LinkFest 2016-05-06
The 'white squatter camps' of post Apartheid South Africa
The South African apartheid regime was memorably described as "socialism for the Afrikaners, capitalism for the English-speaking whites and Indians, and fascism for the blacks." Now that the boot is on the other foot, the Afrikaners and other whites are either spiraling into poverty, or leaving if they can.
Ross Douthat was always one of John J. Reilly's favorite political commentators, and here he channel's John's Spengler with a Smile theories of history.
Woman says selfie provoked argument that led to fatal shooting at Texas Walgreens
This should be a case study for people who carry guns. There is a reason cops hate DV calls.
Alton Brown: The Bitter Southerner Interview
I do love Alton Brown, and this is a really interesting interview. I enjoyed learning about Brown's personal history, but I also felt a little sad for him.

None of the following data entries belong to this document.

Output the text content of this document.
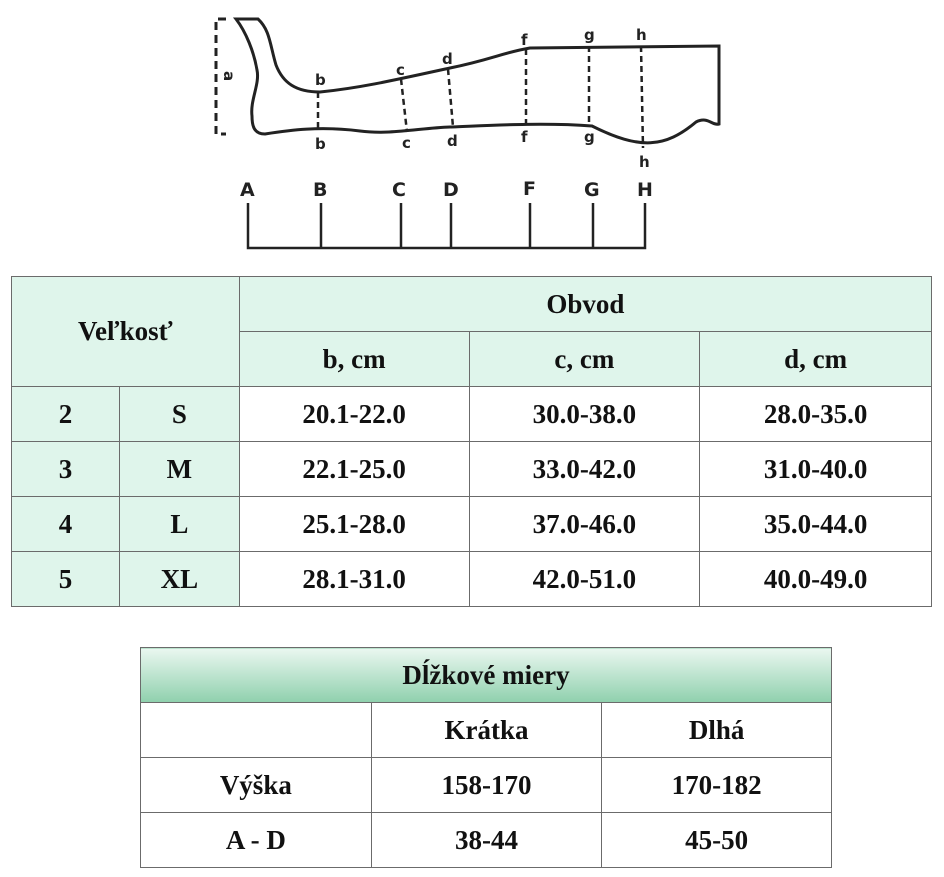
a	b
c
d
f	g	h
b	c d	f	g
h
A	B	C D	F	G H
Veľkosť		Obvod		
		b, cm	c, cm	d, cm
2	S	20.1-22.0	30.0-38.0	28.0-35.0
3	M	22.1-25.0	33.0-42.0	31.0-40.0
4	L	25.1-28.0	37.0-46.0	35.0-44.0
5	XL	28.1-31.0	42.0-51.0	40.0-49.0
Dĺžkové miery		
	Krátka	Dlhá
Výška	158-170	170-182
A - D	38-44	45-50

Coordinated attack feared after massive cathedral blaze
Several Orthodox chapels across the world were burned on Pascha, Easter as observed by the Eastern Christians.

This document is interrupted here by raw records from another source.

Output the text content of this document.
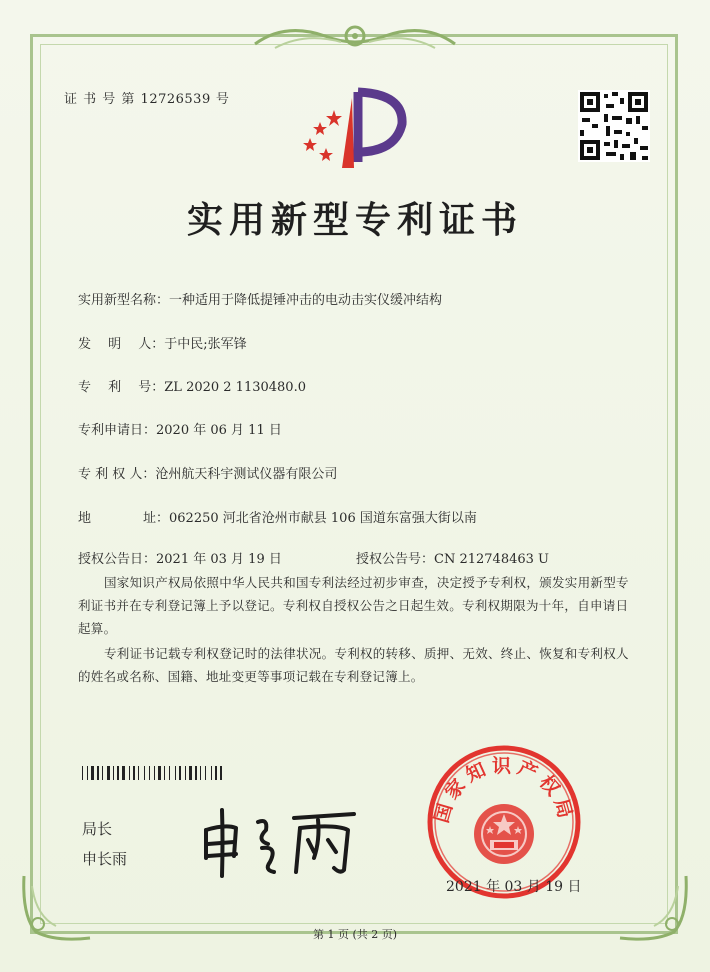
证 书 号 第 12726539 号
实用新型专利证书
实用新型名称：一种适用于降低提锤冲击的电动击实仪缓冲结构
发　 明　 人：于中民;张军锋
专　 利　 号：ZL 2020 2 1130480.0
专利申请日：2020 年 06 月 11 日
专 利 权 人：沧州航天科宇测试仪器有限公司
地　　　　址：062250 河北省沧州市献县 106 国道东富强大街以南
授权公告日：2021 年 03 月 19 日	授权公告号：CN 212748463 U
国家知识产权局依照中华人民共和国专利法经过初步审查，决定授予专利权，颁发实用新型专利证书并在专利登记簿上予以登记。专利权自授权公告之日起生效。专利权期限为十年，自申请日起算。
专利证书记载专利权登记时的法律状况。专利权的转移、质押、无效、终止、恢复和专利权人的姓名或名称、国籍、地址变更等事项记载在专利登记簿上。
局长
申长雨
国家知识产权局
2021 年 03 月 19 日
第 1 页 (共 2 页)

Myers' Race Car versus The General Fitness Factor
Scott Alexander takes a outsider's look at the argument between Steve Hsu and P. Z. Myers on whether you can genetically engineer smarter humans. I'm rather more sympathetic to Hsu than Myers for lots of reasons, but part of what is going on here is Hsu is making an argument that what we know of genetics means this should be possible, whereas Myers' response is it would be hard to execute. Well, yeah. Thus, Myers is both correct, and completely fails to refute Hsu's point. As a footnote to Alexander's footnote, just because an allele has an advantage doesn't mean it will necessarily spread. The approximate theoretical chance of a gene with survival advantage s going to fixation [100% of the population] is 2s. s is here defined as the extra kids you have compared to others with the current alleles instead of the variant, and it tends to be really small. An s of .1 is big in this context, and thus you would expect an allele with this big of an effect to disappear from the gene pool 4 times out of 5. Most gene variants just disappear, even when they are useful.